Charon, Pluto's moon, also packed a few surprises.
Photo: EPA/Nasa

"We originally though Charon would be an ancient terrain covered in craters," said New Horizons team member Cathy Olkin. "So when we saw the pictures this morning it just blew our socks off."

In addition to revealing the unexpected topography of the Texas-sized moon, the new image provides the best look yet at a mysterious dark region at the northern pole that scientists have unofficially dubbed “Mordor,” a reference to Sauron’s realm in the Lord of the Rings trilogy.

They don’t yet know whether this area is a depression on the moon’s surface or a plateau, but they do think the dark coloring may be a thin veneer of dust or debris - perhaps deposited there after another part of the moon was struck by an alien object. 

The new image of Pluto is even more detailed, allowing viewers to pick out features that are just a kilometre across.

The picture reveals a small rectangle of Pluto’s surface at the edge of the recently discovered heart-shaped formation. Measuring about 60km across, it is one frame of a mosaic of high-resolution images that New Horizons captured during its closest approach to the dwarf planet on Tuesday.

When you play with coloured filters you get some interesting shapes from the pair.
Photo: Agence France-Presse

 

Scientists said the ice mountains must have formed in the last 100 million years, making them some of the youngest features in the solar system.

The New Horizons spacecraft beamed the images back to Earth early Wednesday morning, and scientists said they had only nine hours to examine them before presenting them to the world.

It’s already clear that planetary geologists will have their work cut out for them as they try to explain what processes created enough heat to change the surfaces of these two bodies.

Scientists have long known that there is geological activity on the ice moons of Jupiter, Saturn and Neptune, and they have attributed it to the heat generated by the gravitational push and pull of their host planets. 

We thought it was old and dead, but the photos show young features.

But that explanation won’t work for Pluto. 

"This is the first time we’ve seen geology on an icy world that isn’t orbiting a giant plant that can deform it on a regular basis,” said John Spencer, a member of the New Horizons team. “This is telling us that you do not need tidal heating to power geologic activity on icy worlds.”

Maybe there's more!

This insight could change scientists’ view of the Kuiper belt, the vast region beyond Neptune that is dotted with small icy worlds, the largest being Pluto.
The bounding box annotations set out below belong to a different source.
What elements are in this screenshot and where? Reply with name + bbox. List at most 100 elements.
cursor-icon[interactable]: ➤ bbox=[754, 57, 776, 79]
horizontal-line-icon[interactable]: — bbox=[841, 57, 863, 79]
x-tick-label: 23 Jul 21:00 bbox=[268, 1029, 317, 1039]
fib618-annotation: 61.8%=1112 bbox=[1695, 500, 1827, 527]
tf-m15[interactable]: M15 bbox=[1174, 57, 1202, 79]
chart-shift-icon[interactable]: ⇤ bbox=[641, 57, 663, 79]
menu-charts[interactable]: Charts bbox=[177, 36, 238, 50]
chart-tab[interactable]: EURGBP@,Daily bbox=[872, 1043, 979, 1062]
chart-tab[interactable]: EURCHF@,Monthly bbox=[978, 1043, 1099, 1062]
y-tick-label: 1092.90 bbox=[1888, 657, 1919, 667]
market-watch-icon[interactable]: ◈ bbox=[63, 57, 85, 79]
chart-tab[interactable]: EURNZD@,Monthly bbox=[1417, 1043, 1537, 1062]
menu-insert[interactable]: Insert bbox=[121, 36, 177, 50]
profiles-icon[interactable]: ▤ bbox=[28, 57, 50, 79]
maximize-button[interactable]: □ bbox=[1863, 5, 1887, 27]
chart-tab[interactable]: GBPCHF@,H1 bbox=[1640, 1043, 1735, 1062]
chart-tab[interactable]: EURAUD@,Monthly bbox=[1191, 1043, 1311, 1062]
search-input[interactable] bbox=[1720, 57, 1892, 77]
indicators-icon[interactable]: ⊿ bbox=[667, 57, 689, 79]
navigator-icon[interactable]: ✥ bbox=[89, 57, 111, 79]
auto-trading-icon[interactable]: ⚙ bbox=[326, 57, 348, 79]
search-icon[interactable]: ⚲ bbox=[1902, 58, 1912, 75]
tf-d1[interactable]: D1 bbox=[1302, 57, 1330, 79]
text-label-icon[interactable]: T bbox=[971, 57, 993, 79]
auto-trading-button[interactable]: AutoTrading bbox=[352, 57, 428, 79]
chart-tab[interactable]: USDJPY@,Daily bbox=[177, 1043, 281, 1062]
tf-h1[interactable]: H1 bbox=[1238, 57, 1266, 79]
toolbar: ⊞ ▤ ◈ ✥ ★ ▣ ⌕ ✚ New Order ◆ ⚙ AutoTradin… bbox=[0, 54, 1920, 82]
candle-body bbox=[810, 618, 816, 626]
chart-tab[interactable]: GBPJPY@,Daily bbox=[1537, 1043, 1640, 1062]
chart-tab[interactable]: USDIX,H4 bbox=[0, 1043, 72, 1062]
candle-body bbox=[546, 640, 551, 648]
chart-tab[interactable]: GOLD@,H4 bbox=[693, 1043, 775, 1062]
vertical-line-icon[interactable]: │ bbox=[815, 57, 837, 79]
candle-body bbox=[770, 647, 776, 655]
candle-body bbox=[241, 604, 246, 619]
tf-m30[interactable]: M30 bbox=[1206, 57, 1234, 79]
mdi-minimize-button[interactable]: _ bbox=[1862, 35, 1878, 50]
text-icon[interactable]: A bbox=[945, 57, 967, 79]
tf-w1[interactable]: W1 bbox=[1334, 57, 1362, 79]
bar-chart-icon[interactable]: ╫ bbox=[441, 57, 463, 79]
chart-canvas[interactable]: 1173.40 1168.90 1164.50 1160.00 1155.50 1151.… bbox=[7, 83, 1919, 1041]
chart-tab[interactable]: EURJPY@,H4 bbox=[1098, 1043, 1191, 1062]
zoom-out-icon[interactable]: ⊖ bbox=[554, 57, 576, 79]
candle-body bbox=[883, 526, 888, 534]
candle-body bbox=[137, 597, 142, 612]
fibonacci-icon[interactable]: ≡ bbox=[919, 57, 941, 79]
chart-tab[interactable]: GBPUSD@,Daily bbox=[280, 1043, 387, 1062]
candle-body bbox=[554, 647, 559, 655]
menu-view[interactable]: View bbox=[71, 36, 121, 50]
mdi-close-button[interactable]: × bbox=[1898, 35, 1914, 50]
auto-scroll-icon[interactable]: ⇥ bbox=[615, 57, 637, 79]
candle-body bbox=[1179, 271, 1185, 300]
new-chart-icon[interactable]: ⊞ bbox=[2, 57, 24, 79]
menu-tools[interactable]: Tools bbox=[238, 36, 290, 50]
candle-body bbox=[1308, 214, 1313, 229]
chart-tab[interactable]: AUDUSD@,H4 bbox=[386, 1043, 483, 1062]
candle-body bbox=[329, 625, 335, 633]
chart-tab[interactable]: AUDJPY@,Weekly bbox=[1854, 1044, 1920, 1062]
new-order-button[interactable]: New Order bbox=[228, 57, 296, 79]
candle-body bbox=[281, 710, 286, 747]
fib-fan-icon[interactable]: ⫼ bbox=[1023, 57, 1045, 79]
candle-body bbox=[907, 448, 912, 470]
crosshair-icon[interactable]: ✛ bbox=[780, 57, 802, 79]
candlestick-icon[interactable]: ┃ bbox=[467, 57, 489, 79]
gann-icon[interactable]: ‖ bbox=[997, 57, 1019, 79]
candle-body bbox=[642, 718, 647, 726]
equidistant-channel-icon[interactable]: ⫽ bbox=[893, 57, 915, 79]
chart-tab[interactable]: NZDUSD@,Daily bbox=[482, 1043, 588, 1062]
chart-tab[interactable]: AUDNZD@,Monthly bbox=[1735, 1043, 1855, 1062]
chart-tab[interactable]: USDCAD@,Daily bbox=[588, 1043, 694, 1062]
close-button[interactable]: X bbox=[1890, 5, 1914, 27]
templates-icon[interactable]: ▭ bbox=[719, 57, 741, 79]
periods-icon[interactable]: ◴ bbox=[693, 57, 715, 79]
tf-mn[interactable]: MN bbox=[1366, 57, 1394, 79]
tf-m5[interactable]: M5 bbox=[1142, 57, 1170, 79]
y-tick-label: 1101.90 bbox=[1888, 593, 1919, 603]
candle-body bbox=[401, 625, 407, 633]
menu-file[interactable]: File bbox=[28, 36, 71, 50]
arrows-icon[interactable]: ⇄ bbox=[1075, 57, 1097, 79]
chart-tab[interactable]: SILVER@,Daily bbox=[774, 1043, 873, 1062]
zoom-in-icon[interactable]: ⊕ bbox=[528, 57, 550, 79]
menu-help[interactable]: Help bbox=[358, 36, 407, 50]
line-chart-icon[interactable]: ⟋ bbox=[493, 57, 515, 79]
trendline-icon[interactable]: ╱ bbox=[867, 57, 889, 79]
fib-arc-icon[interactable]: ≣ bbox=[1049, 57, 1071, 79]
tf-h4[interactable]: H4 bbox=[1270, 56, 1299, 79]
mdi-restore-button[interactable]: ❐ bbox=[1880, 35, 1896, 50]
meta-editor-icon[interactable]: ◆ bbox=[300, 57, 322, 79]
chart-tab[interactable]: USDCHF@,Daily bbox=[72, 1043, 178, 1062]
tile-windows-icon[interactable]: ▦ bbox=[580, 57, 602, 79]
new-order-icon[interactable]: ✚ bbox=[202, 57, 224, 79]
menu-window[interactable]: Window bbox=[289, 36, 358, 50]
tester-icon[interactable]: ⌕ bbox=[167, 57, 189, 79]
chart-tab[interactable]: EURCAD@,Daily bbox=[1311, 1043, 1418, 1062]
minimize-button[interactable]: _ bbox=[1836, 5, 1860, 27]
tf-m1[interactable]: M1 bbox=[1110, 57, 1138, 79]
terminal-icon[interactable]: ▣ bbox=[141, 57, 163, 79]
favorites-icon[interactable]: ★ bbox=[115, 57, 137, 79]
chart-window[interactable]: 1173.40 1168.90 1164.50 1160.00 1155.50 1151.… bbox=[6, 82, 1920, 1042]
Scientists had long thought that these bodies that lie so far from the sun were frozen relics from the dawn of our solar system, keeping the secrets of our origins in a cryogenic freeze.

If they have their own geology, however, that view may have to change

“That is a very important discovery we just made this morning,” Spencer said Wednesday at the Johns Hopkins Applied Physics Laboratory in Laurel, Md., where the mission team is gathered.

Scientists check out the latest images from New Horizons in Laurel, Maryland.
Photo: Agence France Presse

 

Perhaps some of these objects have held onto the heat from their formation, or they may harbor subterranean oceans that are slowly freezing, causing them to expand, the scientists said. They may even contain radioactive elements in their interior that give off heat as they decay.

The close-up of Pluto also makes clear that the dwarf planet has water ice that is as hard as rock is on Earth, said Hal Weaver, New Horizons’ project scientist.

“That is just blowing my mind,” Weaver said. “We had such a hard time finding evidence for water ice on the surface of Pluto, but that is the only way to get those mountains.”

A taste of things to come

The new images are just a small taste of what’s to come, the researchers said. New Horizons will continue to send its highest priority data back to Earth over the next couple of weeks, and mission scientists said they will release even higher-resolution images on Friday. It will take 16 months for all the observations made with New Horizons instruments to reach scientists.

But this initial batch of snapshots could keep them busy for a while.

“Charon has been active and there are mountains in the Kuiper belt,” said Alan Stern, principal investigator for the New Horizons mission. “This system is amazing.”